一青年男子因医治无效当场死亡,仅差一周就到24岁生日。据称,警方查询身份的同时在此男子身上找到一张角膜捐献志愿卡。
同日,C市医院内进行了紧急的角膜移植手术,得到角膜的是一个先天失明的小男孩,可爱的孩子会因这对角膜从此得到光明。家属急切地询问角膜的来源,医生不愿透露,只匆匆告知角膜的捐献者为一不知名公司的职员,英文名Kevin。
回眸
2009年12月13日,夜晚,Y市,某大学宿舍。
***这种声音又来了,总在梦的最深处将我唤醒。今天是凌晨4点半。
这个梦境已经持续一周了,不,这不是梦境,断断续续的声音把我带出梦中,惊醒后还能真切地听到自宿舍内某个方向传来的声音,断断续续,更像是谁在敲墙壁。这是一幢宿舍楼,楼上楼下、左边右边都是宿舍,在这半夜时分,没有人会干这种事,那么又是谁呢?我不信鬼,所以我宁愿相信是某个隔壁的哥们儿在打发无聊。其实这样的理由根本说服不了自己,因为声音之大让人更为相信是什么人在用重物敲击墙壁,每一声的轻重不等;还有,被梦境带出的时间越来越早,最早的一次是一周前,忽然惊醒,差5分钟7点,急忙跑下楼去出操,每一天的时间都略有提前,今天已经是4点半了,想到这里不禁让人毛骨悚然。***
每天被惊醒后我都下意识地看看表,然后继续睡到早操的时间,但是今天,这种由心的恐惧让我不安。躺在上铺,望着漆黑的天花板,还是能听到一声一声仿佛渐渐接近的响动。这是周日,宿舍里一个人都没有,其实宿舍里的那三个人很少出现,平时在课堂上都不一定能看到,是在校外租房还是怎样我不太清楚,总之,很奇怪我会被安排到这样的宿舍,相当于一个花四分之一租金的单人宿舍。不知道隔壁的宿舍会不会听到、会不会有人被吵醒,我从没问过,也害怕问这个问题,因为我更怕答案——“从没听到”。就这样,我带着这个疑问过了一个星期,却让我更为疑惑,甚至更为惊恐。
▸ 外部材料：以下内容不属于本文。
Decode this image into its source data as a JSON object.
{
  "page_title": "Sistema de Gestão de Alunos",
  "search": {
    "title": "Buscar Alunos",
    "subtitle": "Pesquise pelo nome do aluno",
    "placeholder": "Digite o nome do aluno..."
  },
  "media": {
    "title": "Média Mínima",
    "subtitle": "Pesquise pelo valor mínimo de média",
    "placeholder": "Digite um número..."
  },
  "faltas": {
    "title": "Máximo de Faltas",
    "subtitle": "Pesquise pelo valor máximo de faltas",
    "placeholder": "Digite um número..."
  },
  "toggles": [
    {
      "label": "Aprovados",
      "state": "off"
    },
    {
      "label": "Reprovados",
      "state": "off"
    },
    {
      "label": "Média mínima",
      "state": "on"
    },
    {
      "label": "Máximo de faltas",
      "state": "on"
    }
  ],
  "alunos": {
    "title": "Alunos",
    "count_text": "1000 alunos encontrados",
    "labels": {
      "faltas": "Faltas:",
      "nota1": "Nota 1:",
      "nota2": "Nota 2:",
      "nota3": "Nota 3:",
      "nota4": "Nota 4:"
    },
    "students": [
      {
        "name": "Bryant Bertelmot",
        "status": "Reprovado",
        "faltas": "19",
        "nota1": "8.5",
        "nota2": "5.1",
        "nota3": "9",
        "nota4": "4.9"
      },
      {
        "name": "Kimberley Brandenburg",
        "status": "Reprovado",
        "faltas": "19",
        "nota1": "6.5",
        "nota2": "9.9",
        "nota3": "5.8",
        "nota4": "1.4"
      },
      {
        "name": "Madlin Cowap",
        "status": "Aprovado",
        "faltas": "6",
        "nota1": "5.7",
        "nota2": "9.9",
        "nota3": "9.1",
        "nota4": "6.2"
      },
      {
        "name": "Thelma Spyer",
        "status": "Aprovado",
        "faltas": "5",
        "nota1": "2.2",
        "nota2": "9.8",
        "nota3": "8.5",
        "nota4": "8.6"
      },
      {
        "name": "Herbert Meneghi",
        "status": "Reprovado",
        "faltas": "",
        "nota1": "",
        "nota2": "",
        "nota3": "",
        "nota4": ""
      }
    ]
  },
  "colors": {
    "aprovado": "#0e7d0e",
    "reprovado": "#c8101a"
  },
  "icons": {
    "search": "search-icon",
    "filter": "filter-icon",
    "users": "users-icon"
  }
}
我是这个大学体育系的学生,大三,因为课业比较轻松所以生活也散漫,虽不至于和宿舍里的其他三人一样终年不见人影,却也常常在网吧里和其他哥们儿刷夜玩游戏,最近快期末了才稍稍收敛些。虽然学习不多,可没少向家里要钱,泡网吧的钱就是一大笔开销,只能变着法儿地向家里要,每次父母听到买运动耗材也都无可辩驳,一两天左右就会打到卡里。在外地上学就这点好处,我是C市的,毕业时家里托人费了很大劲才进了Y市的这所重点大学,我文化课一般,庆幸运动神经比较突出,得过些奖项,就进了体育系。
想起自己的这些经历,我从没觉得要感谢谁,说实话,我觉得这是赚来的生命、赚来的经历,并不像父母那样珍惜。
从小我就在一片黑暗之中,这一刻的黑暗让我有些似曾相识,尤其当我闭上双眼的时候,小时侯那漆黑的环境又再一次将我环绕起来,但是我不再无助,因为只要我睁开眼睛就能得到一片光明、看到世界的精彩。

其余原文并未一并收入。